I know, I know, one can get a little nauseous with the overly-romantic references to love. Whether it’s around Valentine’s, other milestone holidays, and even Spring, with love in the air. But as a certified matchmaker, I can tell you, trends on love and seeking love can be cyclical. You’d be surprised with Fall’s first cold snap, how many start to focus on a great guy to snuggle with during winter.
But it’s Spring; Being open to at least one date is in the air. The serious Texas heat hasn’t yet hit, and it’s the perfect time to be outside (if you can control your allergies, of course). While I coach on getting a first date, and how to be most successful on a date, I also share some simple encouragement to spend a beautiful Spring day with a fellow single. When on your day off, the morning sun starts to stream through the window, and the temperature invites you to leave the back door or window open, inhale nature, and exhale with purpose.
At the recent International Matchmaker’s Conference, Sex Expert Dr. Kat Smith, confirmed that sexual energy needs to flow within your body. I’m here to foster that energy and channel it in to steps that can lead to dating. When I take an occasional “Dating Coaching Client” we often start by listing his current crush or distraction. Let’s list up to three, shall we? When a client can’t really list anyone he has a secret or not-so-secret crush on, we’ve got our first exercise. It’s healthy to have a crush, to admire a fantasy date, even if he’s currently taken. It keeps that sexual energy flowing. Even if you realistically know he can’t be the one, he can inspire action. And the act of asking out an eligible single is great practice to getting your dating life up and running.
Dating? Do gay men really date? The answer is yes. Not group dates, but one on one time spent getting to know each other. It works. It’s not scary, or corny, or frivolous. It’s healthy. Most of my clients refer to it as, “I’d really like to hang out with him again.” Exactly! That’s dating, folks. I know it can be frustrating still being single when you’re the guy who’s serious about a long-term relationship. So practice the traditional courting gesture by inviting a great guy to hang out and enjoy a couple of hours together.
Even when life hands you lemons, make some homemade lemonade for a picnic (or simply slice them in a pitcher of Crystal Light).

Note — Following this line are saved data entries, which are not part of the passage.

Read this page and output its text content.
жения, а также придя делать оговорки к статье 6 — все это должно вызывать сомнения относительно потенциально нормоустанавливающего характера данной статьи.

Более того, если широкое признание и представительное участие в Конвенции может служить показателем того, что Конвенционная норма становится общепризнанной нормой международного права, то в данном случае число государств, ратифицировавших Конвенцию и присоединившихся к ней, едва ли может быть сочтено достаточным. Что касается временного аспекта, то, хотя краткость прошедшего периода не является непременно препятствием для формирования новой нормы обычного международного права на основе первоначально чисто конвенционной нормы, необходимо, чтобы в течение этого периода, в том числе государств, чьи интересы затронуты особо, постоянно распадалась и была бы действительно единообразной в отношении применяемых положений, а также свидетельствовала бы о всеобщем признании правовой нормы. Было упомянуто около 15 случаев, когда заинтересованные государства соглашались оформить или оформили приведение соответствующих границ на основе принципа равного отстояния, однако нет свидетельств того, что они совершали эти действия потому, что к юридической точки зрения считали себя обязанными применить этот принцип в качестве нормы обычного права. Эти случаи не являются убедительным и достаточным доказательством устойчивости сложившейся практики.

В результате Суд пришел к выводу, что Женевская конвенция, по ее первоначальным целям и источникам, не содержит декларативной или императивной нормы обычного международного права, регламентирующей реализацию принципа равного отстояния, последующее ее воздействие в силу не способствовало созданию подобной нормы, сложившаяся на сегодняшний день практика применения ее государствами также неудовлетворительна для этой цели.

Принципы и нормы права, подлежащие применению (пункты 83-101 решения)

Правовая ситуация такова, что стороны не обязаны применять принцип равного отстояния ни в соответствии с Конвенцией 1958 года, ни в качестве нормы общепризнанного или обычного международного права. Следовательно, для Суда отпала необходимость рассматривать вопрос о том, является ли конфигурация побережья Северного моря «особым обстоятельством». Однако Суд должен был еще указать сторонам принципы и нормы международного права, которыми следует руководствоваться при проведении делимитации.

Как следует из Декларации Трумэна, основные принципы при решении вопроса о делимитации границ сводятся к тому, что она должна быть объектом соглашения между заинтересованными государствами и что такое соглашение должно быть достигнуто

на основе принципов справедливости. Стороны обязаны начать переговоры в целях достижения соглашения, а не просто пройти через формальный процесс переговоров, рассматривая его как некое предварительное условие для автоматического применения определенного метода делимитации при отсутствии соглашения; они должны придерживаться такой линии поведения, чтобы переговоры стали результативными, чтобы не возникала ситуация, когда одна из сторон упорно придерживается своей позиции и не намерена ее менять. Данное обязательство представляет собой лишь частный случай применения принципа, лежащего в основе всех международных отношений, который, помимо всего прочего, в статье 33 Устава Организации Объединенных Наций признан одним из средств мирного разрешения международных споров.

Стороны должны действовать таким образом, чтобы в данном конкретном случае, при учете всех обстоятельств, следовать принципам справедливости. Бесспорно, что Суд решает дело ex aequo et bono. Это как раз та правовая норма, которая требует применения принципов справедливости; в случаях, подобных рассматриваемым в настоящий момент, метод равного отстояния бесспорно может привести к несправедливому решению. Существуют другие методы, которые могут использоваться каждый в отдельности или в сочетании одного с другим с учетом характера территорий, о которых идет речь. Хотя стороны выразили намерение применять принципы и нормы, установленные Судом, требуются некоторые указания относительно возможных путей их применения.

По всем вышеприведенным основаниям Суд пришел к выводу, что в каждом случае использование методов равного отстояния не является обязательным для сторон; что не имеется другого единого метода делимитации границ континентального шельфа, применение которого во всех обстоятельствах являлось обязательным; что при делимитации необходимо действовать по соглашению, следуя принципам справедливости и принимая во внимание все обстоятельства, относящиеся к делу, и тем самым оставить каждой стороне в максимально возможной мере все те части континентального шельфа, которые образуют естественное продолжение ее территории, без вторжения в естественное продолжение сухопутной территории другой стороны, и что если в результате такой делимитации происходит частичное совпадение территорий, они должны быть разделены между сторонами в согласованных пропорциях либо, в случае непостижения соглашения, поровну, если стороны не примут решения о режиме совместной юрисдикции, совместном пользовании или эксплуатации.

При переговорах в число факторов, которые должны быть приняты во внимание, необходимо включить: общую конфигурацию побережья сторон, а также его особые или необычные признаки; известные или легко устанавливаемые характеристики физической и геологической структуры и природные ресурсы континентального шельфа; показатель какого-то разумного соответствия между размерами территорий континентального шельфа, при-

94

Grab a couple of beach towels, some sandwiches from your favorite deli, and sit in the shade on the grounds of your local university campus. In Austin, our favorite spot for a picnic is the grounds of the Capitol. It’s an ideal place for people watching. If applicable, take a bottle of wine, sparkling water, deck of cards, a couple of magazines, just not your phone (unless it’s ONLY for a photo to capture the beauty of the day or to play some nice jazz).
I interviewed a bachelor yesterday who listed walking several of Houston’s parks as his favorite thing to do on the weekends. He’s not the guy wearing his ear buds, disengaged with his eyes on the path. He’s the good look guy who’s briskly walking, enjoying the sites and sounds of nature, and recharging from his demanding career. My goal is now to find him the compatible match who’s going to share that path with him for the rest of his life.
In the meantime, I’m still encouraging him to ask out a date while you wait. True story: I recently had a Matchmaking Client go on hold because he had a crush on, and then dated exclusively…the barista at his local coffee shop. Good for him, we thought. He had an open heart, an open mind, took action, and had a fulfilling relationship. And it all started with eye contact, inquisitive conversation, and the art of asking one out. #LoveIsLove has so many applicable meanings.
As Rumi says, “What you are seeking is seeking you.” I tell clients every week, “He is looking for you as hard as you are looking for him, I can guarantee.” So get that energy flowing this Spring, and ask out your crush. I’ll even coach you on the lemonade.